Dondrub Gyal had first-hand experience of the lives of Qinghai’s many livestock raising families. For most of his career, he served the government in areas where there was a strong presence of nomads. A former colleague recalls that as a prefecture leader he mediated many times in disputes among nomads over access to grasslands. At an earlier stage in his career, when he was head of Sumdo township, Dondrub Gyal had earned himself respect because of his achievements in bringing irrigation techniques from China to the pastures of the township. In his position in the province’s animal husbandry ministry, he familiarised himself with the livelihoods of the common people in Yushu and Golog prectures and secured funds for the construction of schools and hospitals.

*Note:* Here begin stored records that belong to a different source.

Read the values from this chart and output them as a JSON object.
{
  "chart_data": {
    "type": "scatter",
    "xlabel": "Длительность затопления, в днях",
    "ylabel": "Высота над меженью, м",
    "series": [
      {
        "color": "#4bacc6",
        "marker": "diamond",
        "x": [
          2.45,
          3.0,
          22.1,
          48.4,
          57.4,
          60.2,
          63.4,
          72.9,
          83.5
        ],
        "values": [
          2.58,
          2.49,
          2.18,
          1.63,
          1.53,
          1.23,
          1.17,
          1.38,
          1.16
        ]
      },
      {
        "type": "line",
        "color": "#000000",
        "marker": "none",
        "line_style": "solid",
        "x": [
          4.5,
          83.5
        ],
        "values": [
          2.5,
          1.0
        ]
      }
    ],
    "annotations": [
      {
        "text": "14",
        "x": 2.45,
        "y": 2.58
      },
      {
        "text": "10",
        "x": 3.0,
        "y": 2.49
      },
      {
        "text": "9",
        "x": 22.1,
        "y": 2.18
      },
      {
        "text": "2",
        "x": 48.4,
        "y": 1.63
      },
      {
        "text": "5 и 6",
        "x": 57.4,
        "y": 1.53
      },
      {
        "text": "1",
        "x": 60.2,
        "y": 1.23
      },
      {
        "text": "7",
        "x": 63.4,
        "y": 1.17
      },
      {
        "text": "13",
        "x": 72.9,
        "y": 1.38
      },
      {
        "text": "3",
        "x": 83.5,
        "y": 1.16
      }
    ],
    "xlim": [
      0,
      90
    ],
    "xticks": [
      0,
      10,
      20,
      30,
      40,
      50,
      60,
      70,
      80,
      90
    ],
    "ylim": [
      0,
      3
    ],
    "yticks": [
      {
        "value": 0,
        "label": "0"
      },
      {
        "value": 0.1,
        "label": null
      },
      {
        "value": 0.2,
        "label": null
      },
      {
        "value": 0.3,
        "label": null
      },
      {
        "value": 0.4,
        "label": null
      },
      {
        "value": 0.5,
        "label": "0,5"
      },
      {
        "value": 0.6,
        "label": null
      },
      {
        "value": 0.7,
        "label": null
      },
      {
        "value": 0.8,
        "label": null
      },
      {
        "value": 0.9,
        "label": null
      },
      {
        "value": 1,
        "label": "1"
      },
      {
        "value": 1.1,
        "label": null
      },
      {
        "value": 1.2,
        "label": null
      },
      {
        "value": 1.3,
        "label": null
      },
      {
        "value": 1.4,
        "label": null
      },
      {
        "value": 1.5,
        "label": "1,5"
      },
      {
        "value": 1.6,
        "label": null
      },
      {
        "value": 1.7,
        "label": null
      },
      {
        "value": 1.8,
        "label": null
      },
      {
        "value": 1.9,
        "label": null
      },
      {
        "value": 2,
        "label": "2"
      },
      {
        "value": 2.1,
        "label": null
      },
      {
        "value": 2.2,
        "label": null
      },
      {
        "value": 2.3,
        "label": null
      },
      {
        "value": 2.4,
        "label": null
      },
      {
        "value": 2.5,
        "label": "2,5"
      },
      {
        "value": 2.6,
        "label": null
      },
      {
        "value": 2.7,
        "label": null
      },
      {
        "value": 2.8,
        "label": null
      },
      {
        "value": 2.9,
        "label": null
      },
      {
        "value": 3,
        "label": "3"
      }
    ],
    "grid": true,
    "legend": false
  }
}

He also visited Tsonub, Tsojang and Tsolho prefectures and helped tackle multiple taxes on meat and wool. Dondrub Gyal argued that a China that had changed to a market economy could not continue to tax people doubly on both meat and wool.
Tenzin Gonpo, who used to work in the Guinan education department under Dondrub Gyal, remembers him as: “A man of quality, from the many Tibetan officials working in Tibet I know, Dondrub Gyal was the only one who could actually work with the Chinese officials and was a match for them. At a time when most Tibetan officials gave speeches solely in Chinese, he would stand up and speak in both Tibetan as well as Chinese”.
A former colleague summarises his impression of Dondrub Gyal as a leader in Chabcha: “It was something very strange about Dondrub Gyal that, although he hardly had any educational background, he was very skilful in rallying people and resources in such a way that he achieved his goals. In his case it is one thing to initiate something, but it is another thing for the people who have the task to implement it, to really make it a success. Of course first and foremost, he was a Tibetan, and that was his starting point”.